Science Projects And Inventions

Zip Fastener

The first person to attempt to reversibly connect two materials with a ziplike mechanism was the American inventor Elias Howe (1819-1867) in 1851 with his "Automatic, Continuous Clothing Closure." However, Howe devoted little time to his fastening invention. A short while later, fellow-American Whitcomb Judson invented the clasp locker, primarily to help a friend who had a bad back and couldn't do up his shoes. The design was based around a hook-and-eye mechanism and had little commercial success. One of Judson's employees, however, went on to hit the jackpot.
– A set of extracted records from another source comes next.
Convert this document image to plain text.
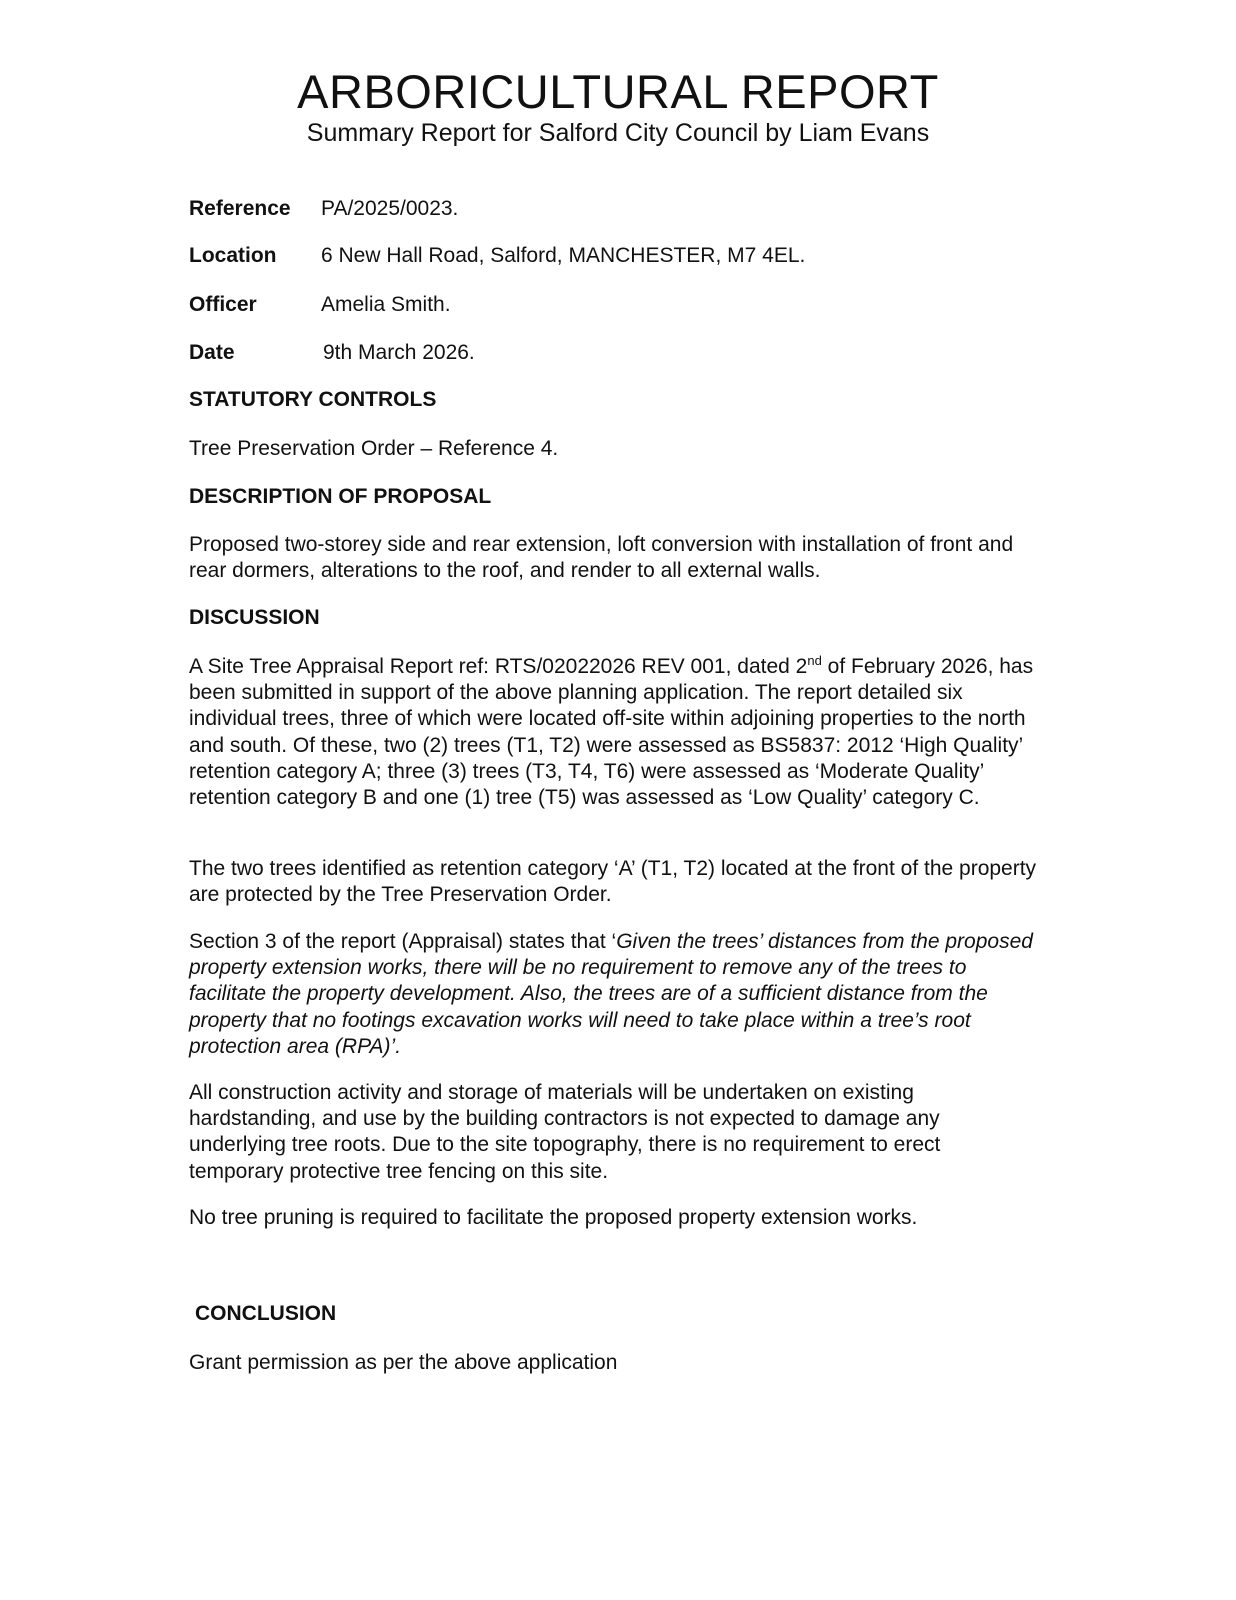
ARBORICULTURAL REPORT
Summary Report for Salford City Council by Liam Evans
Reference PA/2025/0023.
Location 6 New Hall Road, Salford, MANCHESTER, M7 4EL.
Officer	Amelia Smith.
Date	9th March 2026.
STATUTORY CONTROLS

Tree Preservation Order – Reference 4.

DESCRIPTION OF PROPOSAL

Proposed two-storey side and rear extension, loft conversion with installation of front and rear dormers, alterations to the roof, and render to all external walls.

DISCUSSION

A Site Tree Appraisal Report ref: RTS/02022026 REV 001, dated 2nd of February 2026, has been submitted in support of the above planning application. The report detailed six individual trees, three of which were located off-site within adjoining properties to the north and south. Of these, two (2) trees (T1, T2) were assessed as BS5837: 2012 ‘High Quality’ retention category A; three (3) trees (T3, T4, T6) were assessed as ‘Moderate Quality’ retention category B and one (1) tree (T5) was assessed as ‘Low Quality’ category C.

The two trees identified as retention category ‘A’ (T1, T2) located at the front of the property are protected by the Tree Preservation Order.

Section 3 of the report (Appraisal) states that ‘Given the trees’ distances from the proposed property extension works, there will be no requirement to remove any of the trees to facilitate the property development. Also, the trees are of a sufficient distance from the property that no footings excavation works will need to take place within a tree’s root protection area (RPA)’.

All construction activity and storage of materials will be undertaken on existing hardstanding, and use by the building contractors is not expected to damage any underlying tree roots. Due to the site topography, there is no requirement to erect temporary protective tree fencing on this site.

No tree pruning is required to facilitate the proposed property extension works.

CONCLUSION

Grant permission as per the above application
Gideon Sundback (1880-1954) worked for Judson's Universal Fastener Company. Because of his great skill he was appointed as head designer. He had been tasked with improving the Judson hook-and-eye fastener, which had an unfortunate tendency to come apart. Sundback's breakthrough design was based on the principle of interlocking teeth, and he called his invention the "Hookless Fastener." It consisted of two rows effacing teeth that were interlocked with a slider, and he received a patent in 1913. Further improvements to his design resulted in the "Separable Fastener" in 1917. Sundback even developed a manufacturing machine for his new invention, which soon had the capacity to produce hundreds of feet of fastener every day. One of his first major customers was B. F. Goodrich, who used the fastener in his new line of shoes. Goodrich is credited with coining the term "zipper" for the device. Sundback's fastener also found great utility in tobacco pouches. But it was only two decades later that it entered the fashion industry and became the everyday object it is today.